Synthèse générée localement par IA le 27 juin 2026
Déposé le 14 octobre 2025Dernière activité : 11 juin 2026
Le rapport et ses auditions, la bataille d'amendements, les alliances et les points de bascule.
Le rapport du rapporteur
La rapporteure Aurélie Trouvé soutient pleinement la nationalisation d'ArcelorMittal France, au motif que le groupe se désengage progressivement du territoire : les effectifs ont été réduits de moitié depuis 2008 (de 28 000 à 15 400 salariés), les investissements de décarbonation ont été suspendus malgré un contrat de 850 millions d'euros signé avec l'ADEME, et le risque de délocalisation totale est jugé documenté et crédible. Elle souligne le paradoxe entre cette situation et la solide santé financière du groupe (capitalisation de 27 milliards d'euros, 12,5 milliards de dollars redistribués aux actionnaires en cinq ans), estimant que les conditions posées par la direction pour investir constituent des prétextes pour repousser indéfiniment tout engagement. La commission a adopté un article additionnel (article 1er bis) précisant les activités d'intérêt particulier pour la souveraineté industrielle, et le rapport couvre également la gouvernance de la société nationalisée (article 2) ainsi que la recevabilité financière (article 3). La rapporteure argue que sans décarbonation engagée immédiatement, la production d'acier par hauts-fourneaux ne sera plus rentable dès 2030 au regard du prix du carbone européen, et que les quatre années nécessaires à la construction de fours électriques rendent chaque mois décisif. Elle conclut que la nationalisation est juridiquement fondée en droit constitutionnel français (article 17 DDHC, article 34 de la Constitution) et compatible avec le droit de l'Union européenne, en s'appuyant notamment sur le précédent de la renationalisation d'EDF en 2023.
Personnes et organisations consultées
Alain Le Grix de la Salle (président d'ArcelorMittal France)Marc Ferracci (ministre chargé de l'industrie et de l'énergie)Julien Brugerolles (député, commission des affaires économiques)Philippe Mioche (historien spécialiste de l'acier)OCDE (Organisation de coopération et de développement économique)ADEMEÉcole de guerre économiqueRéseau Action ClimatCommission européenneWorldSteel AssociationOrganisations syndicales (citées collectivement)
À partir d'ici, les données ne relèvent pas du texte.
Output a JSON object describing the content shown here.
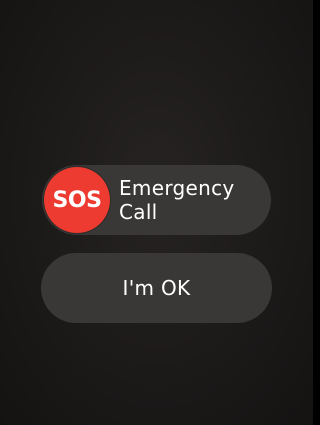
{
  "emergency_slider": {
    "knob_label": "SOS",
    "label_line1": "Emergency",
    "label_line2": "Call"
  },
  "ok_button": {
    "label": "I'm OK"
  },
  "colors": {
    "sos_red": "#ee3b31",
    "pill_gray": "#3a3837",
    "background": "#1c1a19",
    "text": "#ffffff"
  }
}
Rapport résumé localement par IA le 26 juin 2026
Qui a été entendu / qui représente quoi
Auditions du rapport, déclarations HATVP et sources officielles — données publiques, sans inférence d'influence occulte.
Aurélie Trouvé a porté plusieurs amendements visant à modifier le texte de nationalisation d’ArcelorMittal France. Elle a proposé de supprimer l’article 1er bis qui constitue le dispositif central de la nationalisation (amendement n°257), de confier à une commission administrative la détermination de la valeur d’achat de la société (amendement n°CF23), d’inscrire les recommandations de l’agence des participations de l’État dans l’article 2 (amendement n°CF24) et de retirer le paragraphe prévoyant le financement du coût de la proposition de loi (amendement n°CF25). Ces quatre amendements ont été adoptés, un autre (n°249) a été rejeté comme irrecevable, et aucun vote n’a été exprimé sur le dossier global.
A proposé de supprimer l’article 1er bis, qui prévoit la nationalisation d’ArcelorMittal France (amendement n°257, adopté).
A suggéré de créer une commission administrative chargée de déterminer la valeur d’achat de la société, en réécrivant le premier alinéa du texte (amendement n°CF23, adopté).
A intégré les recommandations de l’agence des participations de l’État dans l’article 2 du projet de loi (amendement n°CF24, adopté).
A demandé la suppression du deuxième alinéa qui prévoyait le financement du coût de la proposition de loi (amendement n°CF25, adopté).
Aucun vote n’a été exprimé sur le dossier, donc aucune position de vote n’est enregistrée.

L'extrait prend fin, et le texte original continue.